在离辟却剑还有一步距离时,云玦终于站定,她知道自己别无选择。这么一想,心中反倒不是那么紧张了,她伸出手握在辟却剑剑柄。
缓缓紧握,就如去祠庙求签一般,一切随命。猛地一拔,银色的剑芒划破昏暗的大殿,薄如蝉翼的剑刃发出“嗡嗡”的颤音。
“师父!”
“师父!”
“师父!”
“师父!”
却冰、却雪、却雨和却霜同时跪下,此时此刻再无一丝犹豫和怀疑。
云玦有点蒙,这是绝望之时抽到上上签了吗?云玦有点僵硬地转身,看着跪在自己面前的四位仙人,定了定神,将已经准备好的一套说辞说出:
“我不知道我是不是你们说的那个人。”
却冰、却雪、却雨和却霜都抬起头望着她,听她继续说下去。
“我醒来之后遇到的每个人都说我是凌枢,弃桐是,你们也是。”云玦低下头看了一眼自己握着辟却剑的手,“你们都看到了,我的手与凡人或一般修者都不同,甚至时常发病,与凡人不同的不仅是双手,还有其他地方。我知道你们好奇,可是什么都不要问我,我什么都不知道,我不知道我是不是凌枢,我也不知道我的身体为什么会发生变异。”
看到面前跪着的四个人的目光发生了变化,云玦又继续说:“我醒来见到的第一个人就是容拾,也只有他十分肯定地说我不是那个凌枢。”

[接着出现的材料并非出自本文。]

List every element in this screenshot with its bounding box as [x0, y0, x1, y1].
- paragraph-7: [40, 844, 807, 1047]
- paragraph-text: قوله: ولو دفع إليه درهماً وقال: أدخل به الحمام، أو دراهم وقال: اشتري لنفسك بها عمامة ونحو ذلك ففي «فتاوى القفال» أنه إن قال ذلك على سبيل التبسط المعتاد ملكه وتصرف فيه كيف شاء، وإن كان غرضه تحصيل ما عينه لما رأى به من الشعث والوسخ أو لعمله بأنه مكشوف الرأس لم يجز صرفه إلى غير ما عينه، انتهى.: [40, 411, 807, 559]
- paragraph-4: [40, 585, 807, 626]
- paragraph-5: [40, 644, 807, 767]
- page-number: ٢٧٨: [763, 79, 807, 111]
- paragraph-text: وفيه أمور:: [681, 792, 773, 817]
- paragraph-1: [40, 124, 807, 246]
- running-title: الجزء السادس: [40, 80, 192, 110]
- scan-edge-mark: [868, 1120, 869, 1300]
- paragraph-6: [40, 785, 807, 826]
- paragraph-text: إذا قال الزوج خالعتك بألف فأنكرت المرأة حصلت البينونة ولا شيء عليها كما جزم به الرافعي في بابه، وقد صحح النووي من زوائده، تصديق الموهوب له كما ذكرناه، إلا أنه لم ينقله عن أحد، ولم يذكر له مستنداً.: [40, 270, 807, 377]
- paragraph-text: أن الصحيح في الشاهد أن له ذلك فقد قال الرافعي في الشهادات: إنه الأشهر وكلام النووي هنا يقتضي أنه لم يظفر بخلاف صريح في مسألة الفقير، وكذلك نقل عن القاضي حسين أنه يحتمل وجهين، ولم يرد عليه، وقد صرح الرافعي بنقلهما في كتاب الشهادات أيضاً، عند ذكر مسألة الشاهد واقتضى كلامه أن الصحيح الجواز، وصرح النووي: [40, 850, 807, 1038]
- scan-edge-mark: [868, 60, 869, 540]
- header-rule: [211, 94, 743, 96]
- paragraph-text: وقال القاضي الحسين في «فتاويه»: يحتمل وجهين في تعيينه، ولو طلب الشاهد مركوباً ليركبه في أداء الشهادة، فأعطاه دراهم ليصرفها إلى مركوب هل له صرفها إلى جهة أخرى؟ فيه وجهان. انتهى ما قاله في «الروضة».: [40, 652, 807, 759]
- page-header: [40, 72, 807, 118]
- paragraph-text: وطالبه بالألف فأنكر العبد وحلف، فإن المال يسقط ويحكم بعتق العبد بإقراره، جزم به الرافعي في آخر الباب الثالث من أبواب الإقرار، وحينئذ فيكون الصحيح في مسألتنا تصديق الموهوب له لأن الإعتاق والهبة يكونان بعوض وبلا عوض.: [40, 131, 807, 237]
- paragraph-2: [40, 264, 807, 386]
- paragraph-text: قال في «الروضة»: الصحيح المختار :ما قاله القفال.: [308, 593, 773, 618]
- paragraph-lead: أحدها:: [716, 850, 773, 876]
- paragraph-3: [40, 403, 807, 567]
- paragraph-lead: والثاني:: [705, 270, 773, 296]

却雨猛地站起来,“不能相信他!正是他害了你啊师父!”
云玦的话半真半假,她的目的就是想将责任推给容拾:她什么都不知道,都是容拾做的。天玑宗和摇光宗本就世代相争,整个摇光宗更是恨容拾入骨,定不会找他对峙。只不过……一想到竹间那个素白身影,云玦不由升起一丝负罪感。她很快又将这股负罪感扔掉,她要活着!再也不能容忍被欺凌,甚至连累家人!
“或者……”却霜有些迟疑地说:“或许师父并没有转世!如果容拾保留了师父的魂魄,再借用他力温养师父的魂魄,直到聚神!”